Mısır Turizm ve Eski Eserler Bakanlığına göre tasarımı, Yunan adası Samos’ta M.Ö. 6. yüzyıldan kalma bir su kemeri olan 1.036 metrelik Eupalinos Tüneli’ne oldukça benzetiliyor. Genellikle bir mühendislik harikası olarak anılan bu kanal, zamanında tasarım ve inşaat açısından eşi benzeri görülmemiş bir yapıydı. Taposiris Magna Tünelinin bir benzeri olmasa da mühendisliği yine de aynı derecede etkileyici.
Taposiris Magna Tünelinin bazı bölümleri su altında. ancak Eupalinos Tüneline benzerliği bir yana, amacı şu anda bilinmiyor. Yedinci Kleopatra’nın kayıp mezarını bulmak için 2004 yılından bu yana Taposiris Magna’da çalışan Martinez, tünelin umut verici bir ipucu olabileceğine inanıyor. Daha önce yapılan kazılarda ünlü kraliçeye ve Ptolemaiosların sonuncusuna işaret eden ipuçları elde edilmişti.
Taposiris Magna, Büyük İskender’in ünlü generalinin oğlu ve Kleopatra’nın atalarından biri olan II. Ptolemy tarafından M.Ö. 280 civarında kurulmuştu.

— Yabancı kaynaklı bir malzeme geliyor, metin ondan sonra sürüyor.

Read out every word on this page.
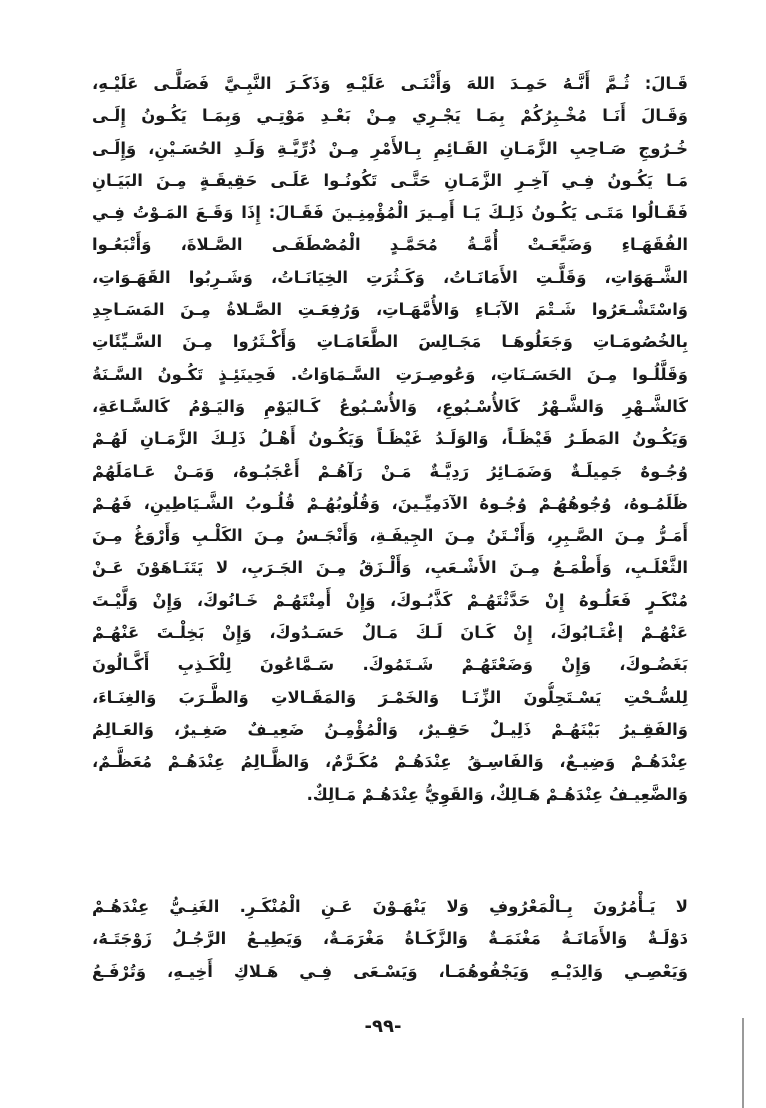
قَـالَ: ثُـمَّ أَنَّـهُ حَمِـدَ اللهَ وَأَثْنَـى عَلَيْـهِ وَذَكَـرَ النَّبِـيَّ فَصَلَّـى عَلَيْـهِ،
وَقَـالَ أَنَـا مُخْـبِرُكُمْ بِمَـا يَجْـرِي مِـنْ بَعْـدِ مَوْتِـي وَبِمَـا يَكُـونُ إِلَـى
خُـرُوجِ صَـاحِبِ الزَّمَـانِ القَـائِمِ بِـالأَمْرِ مِـنْ ذُرِّيَّـةِ وَلَـدِ الحُسَـيْنِ، وَإِلَـى
مَـا يَكُـونُ فِـي آخِـرِ الزَّمَـانِ حَتَّـى تَكُونُـوا عَلَـى حَقِيقَـةٍ مِـنَ البَيَـانِ
فَقَـالُوا مَتَـى يَكُـونُ ذَلِـكَ يَـا أَمِـيرَ الْمُؤْمِنِـينَ فَقَـالَ: إِذَا وَقَـعَ المَـوْتُ فِـي
الفُقَهَـاءِ وَضَيَّعَـتْ أُمَّـةُ مُحَمَّـدٍ الْمُصْطَفَـى الصَّـلاةَ، وَأَتْبَعُـوا
الشَّـهَوَاتِ، وَقَلَّـتِ الأَمَانَـاتُ، وَكَـثُرَتِ الخِيَانَـاتُ، وَشَـرِبُوا القَهَـوَاتِ،
وَاسْتَشْـعَرُوا شَـتْمَ الآبَـاءِ وَالأُمَّهَـاتِ، وَرُفِعَـتِ الصَّـلاةُ مِـنَ المَسَـاجِدِ
بِالخُصُومَـاتِ وَجَعَلُوهَـا مَجَـالِسَ الطَّعَامَـاتِ وَأَكْـثَرُوا مِـنَ السَّـيِّئَاتِ
وَقَلَّلُـوا مِـنَ الحَسَـنَاتِ، وَعُوصِـرَتِ السَّـمَاوَاتُ. فَحِينَئِـذٍ تَكُـونُ السَّـنَةُ
كَالشَّـهْرِ وَالشَّـهْرُ كَالأُسْـبُوعِ، وَالأُسْـبُوعُ كَـاليَوْمِ وَاليَـوْمُ كَالسَّـاعَةِ،
وَيَكُـونُ المَطَـرُ قَيْظَـاً، وَالوَلَـدُ غَيْظَـاً وَيَكُـونُ أَهْـلُ ذَلِـكَ الزَّمَـانِ لَهُـمْ
وُجُـوهٌ جَمِيلَـةٌ وَضَمَـائِرُ رَدِيَّـةٌ مَـنْ رَآهُـمْ أَعْجَبُـوهُ، وَمَـنْ عَـامَلَهُمْ
ظَلَمُـوهُ، وُجُوهُهُـمْ وُجُـوهُ الآدَمِيِّـينَ، وَقُلُوبُهُـمْ قُلُـوبُ الشَّـيَاطِينِ، فَهُـمْ
أَمَـرُّ مِـنَ الصَّـبِرِ، وَأَنْـتَنُ مِـنَ الجِيفَـةِ، وَأَنْجَـسُ مِـنَ الكَلْـبِ وَأَرْوَغُ مِـنَ
الثَّعْلَـبِ، وَأَطْمَـعُ مِـنَ الأَشْـعَبِ، وَأَلْـزَقُ مِـنَ الجَـرَبِ، لا يَتَنَـاهَوْنَ عَـنْ
مُنْكَـرٍ فَعَلُـوهُ إِنْ حَدَّثْتَهُـمْ كَذَّبُـوكَ، وَإِنْ أَمِنْتَهُـمْ خَـانُوكَ، وَإِنْ وَلَّيْـتَ
عَنْهُـمْ إغْتَـابُوكَ، إِنْ كَـانَ لَـكَ مَـالٌ حَسَـدُوكَ، وَإِنْ بَخِلْـتَ عَنْهُـمْ
بَغَضُـوكَ، وَإِنْ وَضَعْتَهُـمْ شَـتَمُوكَ. سَـمَّاعُونَ لِلْكَـذِبِ أَكَّـالُونَ
لِلسُّـحْتِ يَسْـتَحِلُّونَ الزِّنَـا وَالخَمْـرَ وَالمَقَـالاتِ وَالطَّـرَبَ وَالغِنَـاءَ،
وَالفَقِـيرُ بَيْنَهُـمْ ذَلِيـلٌ حَقِـيرٌ، وَالْمُؤْمِـنُ ضَعِيـفٌ صَغِـيرٌ، وَالعَـالِمُ
عِنْدَهُـمْ وَضِيـعٌ، وَالفَاسِـقُ عِنْدَهُـمْ مُكَـرَّمٌ، وَالظَّـالِمُ عِنْدَهُـمْ مُعَظَّـمٌ،
وَالضَّعِيـفُ عِنْدَهُـمْ هَـالِكٌ، وَالقَوِيُّ عِنْدَهُـمْ مَـالِكٌ.
لا يَـأْمُرُونَ بِـالْمَعْرُوفِ وَلا يَنْهَـوْنَ عَـنِ الْمُنْكَـرِ. الغَنِـيُّ عِنْدَهُـمْ
دَوْلَـةٌ وَالأَمَانَـةُ مَغْنَمَـةٌ وَالزَّكَـاةُ مَغْرَمَـةٌ، وَيَطِيـعُ الرَّجُـلُ زَوْجَتَـهُ،
وَيَعْصِـي وَالِدَيْـهِ وَيَجْفُوهُمَـا، وَيَسْـعَى فِـي هَـلاكِ أَخِيـهِ، وَتُرْفَـعُ
-٩٩-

Kendisi M.Ö. 51’deki intiharından önce M.Ö. 30 yılına kadar hüküm sürmüştü. Ekip, tapınağın tanrı Osiris ve kraliçesi, Kleopatra’nın güçlü bir ilişki kurduğu tanrıça İsis’e adanmış olduğuna inanıyor. Tapınakta Kleopatra ve Büyük İskender’in isim ve resimlerini taşıyan sikkelerin yanı sıra İsis figürleri de bulundu.
Tapınakta Greko-Romen gömüleri içeren mezar kuyuları da bulundu. Kleopatra ve kocası Mark Antony’nin de eğer orada bulunmuşlarsa benzer mezarlara defnedilmiş olmaları mümkün. Gelecekteki çalışmalar, yeni tünelin uzun süredir kayıp olan bu mezarlara götürüp götürmeyeceği konusunda daha fazla bilgi sağlayabilir.
Bir sonraki aşama, yakındaki Akdeniz’i keşfetmek olacak. M.S. 320 ile 1303 yılları arasında sahilde meydana gelen bir dizi depremin tapınağın bir kısmının çökmesine ve dalgalar tarafından yutulmasına neden olduğu biliniyor. Ayrıca daha önce yapılan kazılarda Mariout Gölünden Akdeniz’e uzanan bir tünel ağı ortaya çıkarılmıştı.
Mezarlar bulunsun ya da bulunmasın, bu kalıntılarda yapılacak kapsamlı bir kazı bize gizemli antik kent hakkında daha fazla bilgi verebilir. Tünelden şimdiden çanak çömlek parçaları ve dikdörtgen bir kireçtaşı bloğu gibi bazı hazineler çıkarıldı.